The great folly is that amidst a tide of cultural change that has seen "the religious highway through anti-discrimination turned into a back lane" in places like Great Britain and the United States, Australia still sees the issue of exemptions as one of religious freedom. "We just don't get it in Australia," Marr states. "Politicians are scared stiff – they are so scared stiff they won't even take on the Scientologists, let alone the Anglicans! And when you've got a state that won't take on the Scientologists, you've got a completely gutless state.
"There are all sorts of religious practices that are forbidden by the state, like polygamy and genital mutilation, but we continue to honour religious bigotry about sex in employment law."
The exceptional power religious organisations continue to wield over our supposedly secular democracy is also the reason we still don't have a Bill of Rights, Marr continues. "I don't think people understand," he says. "It's not just the opposition of News Limited, which is perverse and interesting in its own way, but it's the absolutely immovable opposition of the Catholic Church – because they believe they have a much better chance of preserving their hold [on politics] through direct political influence rather than judicial decision-making."
As Stephen Fry once said, the Catholic Church is obsessed with sex.

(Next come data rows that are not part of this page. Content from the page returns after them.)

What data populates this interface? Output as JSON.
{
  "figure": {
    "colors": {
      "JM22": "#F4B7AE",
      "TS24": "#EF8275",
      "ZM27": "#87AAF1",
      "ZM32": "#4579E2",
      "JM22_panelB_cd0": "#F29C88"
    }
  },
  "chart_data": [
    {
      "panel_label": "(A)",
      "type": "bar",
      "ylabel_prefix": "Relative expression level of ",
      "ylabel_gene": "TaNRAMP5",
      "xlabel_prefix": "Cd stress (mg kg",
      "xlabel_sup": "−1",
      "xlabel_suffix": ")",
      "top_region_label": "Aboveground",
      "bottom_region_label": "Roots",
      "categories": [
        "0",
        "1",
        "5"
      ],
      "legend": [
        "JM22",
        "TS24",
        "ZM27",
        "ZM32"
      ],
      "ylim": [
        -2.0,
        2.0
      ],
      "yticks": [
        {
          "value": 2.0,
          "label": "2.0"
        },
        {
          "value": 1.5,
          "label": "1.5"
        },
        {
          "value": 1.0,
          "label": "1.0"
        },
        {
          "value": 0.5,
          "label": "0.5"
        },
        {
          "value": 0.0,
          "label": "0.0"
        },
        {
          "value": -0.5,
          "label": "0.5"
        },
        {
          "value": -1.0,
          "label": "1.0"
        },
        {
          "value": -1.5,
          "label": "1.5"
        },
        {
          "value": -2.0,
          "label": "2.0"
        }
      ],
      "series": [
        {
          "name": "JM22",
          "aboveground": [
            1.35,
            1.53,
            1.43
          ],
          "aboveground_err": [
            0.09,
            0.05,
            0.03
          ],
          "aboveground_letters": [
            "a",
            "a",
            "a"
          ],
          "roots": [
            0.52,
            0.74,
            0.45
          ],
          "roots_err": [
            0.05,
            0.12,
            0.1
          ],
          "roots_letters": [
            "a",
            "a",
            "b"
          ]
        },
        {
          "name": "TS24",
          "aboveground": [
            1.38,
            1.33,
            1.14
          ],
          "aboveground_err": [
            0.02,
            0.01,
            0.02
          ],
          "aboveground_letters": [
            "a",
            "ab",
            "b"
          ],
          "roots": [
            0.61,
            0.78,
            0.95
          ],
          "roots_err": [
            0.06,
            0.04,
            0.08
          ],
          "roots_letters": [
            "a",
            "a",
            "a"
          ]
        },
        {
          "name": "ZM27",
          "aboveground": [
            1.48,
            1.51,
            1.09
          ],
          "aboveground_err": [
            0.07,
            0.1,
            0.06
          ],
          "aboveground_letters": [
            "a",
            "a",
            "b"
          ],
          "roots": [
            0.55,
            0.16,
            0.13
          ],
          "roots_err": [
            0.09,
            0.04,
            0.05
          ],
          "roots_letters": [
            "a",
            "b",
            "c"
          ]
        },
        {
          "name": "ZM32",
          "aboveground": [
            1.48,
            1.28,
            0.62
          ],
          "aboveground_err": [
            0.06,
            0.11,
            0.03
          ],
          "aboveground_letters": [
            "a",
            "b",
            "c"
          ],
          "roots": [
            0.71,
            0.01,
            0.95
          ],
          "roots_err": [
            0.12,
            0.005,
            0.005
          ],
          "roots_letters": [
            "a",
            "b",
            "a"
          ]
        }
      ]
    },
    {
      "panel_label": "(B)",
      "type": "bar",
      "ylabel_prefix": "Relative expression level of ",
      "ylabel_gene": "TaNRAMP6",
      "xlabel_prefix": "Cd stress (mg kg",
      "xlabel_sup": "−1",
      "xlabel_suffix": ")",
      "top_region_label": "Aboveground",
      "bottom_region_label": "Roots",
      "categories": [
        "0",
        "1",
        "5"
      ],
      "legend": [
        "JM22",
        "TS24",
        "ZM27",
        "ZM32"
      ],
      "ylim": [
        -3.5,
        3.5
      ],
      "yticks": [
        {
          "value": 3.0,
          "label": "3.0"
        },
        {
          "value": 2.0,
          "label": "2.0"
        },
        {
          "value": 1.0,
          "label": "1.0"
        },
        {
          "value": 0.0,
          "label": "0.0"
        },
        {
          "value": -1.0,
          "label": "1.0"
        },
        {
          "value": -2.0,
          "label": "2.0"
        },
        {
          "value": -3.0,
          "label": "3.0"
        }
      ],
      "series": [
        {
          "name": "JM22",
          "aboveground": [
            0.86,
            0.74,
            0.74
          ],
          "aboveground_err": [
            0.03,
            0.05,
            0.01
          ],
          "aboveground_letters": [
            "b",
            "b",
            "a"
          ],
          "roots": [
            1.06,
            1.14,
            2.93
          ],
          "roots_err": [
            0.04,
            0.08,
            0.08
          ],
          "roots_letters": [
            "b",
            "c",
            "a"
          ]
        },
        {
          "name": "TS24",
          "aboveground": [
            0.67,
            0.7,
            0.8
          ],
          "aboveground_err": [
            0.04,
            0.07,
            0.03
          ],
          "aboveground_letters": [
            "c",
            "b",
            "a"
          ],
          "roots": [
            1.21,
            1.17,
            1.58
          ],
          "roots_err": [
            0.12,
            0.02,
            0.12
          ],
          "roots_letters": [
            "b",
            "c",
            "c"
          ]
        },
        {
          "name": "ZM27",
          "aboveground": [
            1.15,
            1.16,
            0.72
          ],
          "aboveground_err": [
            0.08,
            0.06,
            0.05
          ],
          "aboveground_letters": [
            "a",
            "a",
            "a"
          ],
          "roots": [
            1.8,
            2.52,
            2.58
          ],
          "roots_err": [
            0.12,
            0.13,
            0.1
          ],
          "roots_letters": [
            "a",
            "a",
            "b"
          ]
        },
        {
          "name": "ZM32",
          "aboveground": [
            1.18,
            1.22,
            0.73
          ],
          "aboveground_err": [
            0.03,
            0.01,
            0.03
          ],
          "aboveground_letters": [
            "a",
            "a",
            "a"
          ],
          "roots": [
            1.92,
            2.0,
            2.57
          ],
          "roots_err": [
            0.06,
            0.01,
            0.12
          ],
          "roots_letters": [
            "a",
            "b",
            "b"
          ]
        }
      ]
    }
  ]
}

The only people who are obsessed with food, he continued, are anorexics and the morbidly obese – and that, in erotic terms, is the Catholic Church in a nutshell. "It's about power," Marr concludes. "If you can stand between somebody and their most basic instinct, then you have immense power over them. If the church is the gateway to sex, family and pleasure, it's hugely bloody powerful."
Moreover, one of the Church's most bizarre notions – and one that Wallace as a highly enthusiastic hard-line Christian wholly embraces – is that there is a place in the church for gay people, so long as we don't act on what even he acknowledges is a primal impulse. "It's mind-blowing, but one thing about Christianity – and also Islam – is that the capacity to give something up that is natural has always been seen as a measure of holiness," Marr tells. "So someone of Jim's tradition can go, 'so you're a poof? Just don't have sex and you'll be alright'. For them, that is not quite as ridiculous as it sounds to a secular human being. That might make you happy Jim, but your happiness is not really my first concern here."
The pitiful irony inherent in this ridiculously contentious issue is that "even the believers don't believe it anymore".
"Many church-people admit that if they actually enforced their own rules, and weeded out all of the lesbians from church-run old people's homes for example, or all of the poofs from Catholic hospitals, parishes would rise up in revolt! Therefore the rules are used in crueller ways – to pick people off, to bully people, to refuse to hire people."
Ultimately, the way we balance religious values and equality is staggeringly off-kilter. As Marr stipulates, religious freedom cannot be used as a trump card at the expense of a greater human rights framework. "We cannot give the religious a veto argument," he says. "It's pretty easy to reconcile [this issue] and many states do: When it comes to who runs church organisations – who their priests are – that's for them. But when it comes to employment to do work for church organisations, they don't, in my view, have a right to be exempted from anti-discrimination law.
"This religious vetoing has to stop, and I can't wait to come to grips with Jim on Sunday."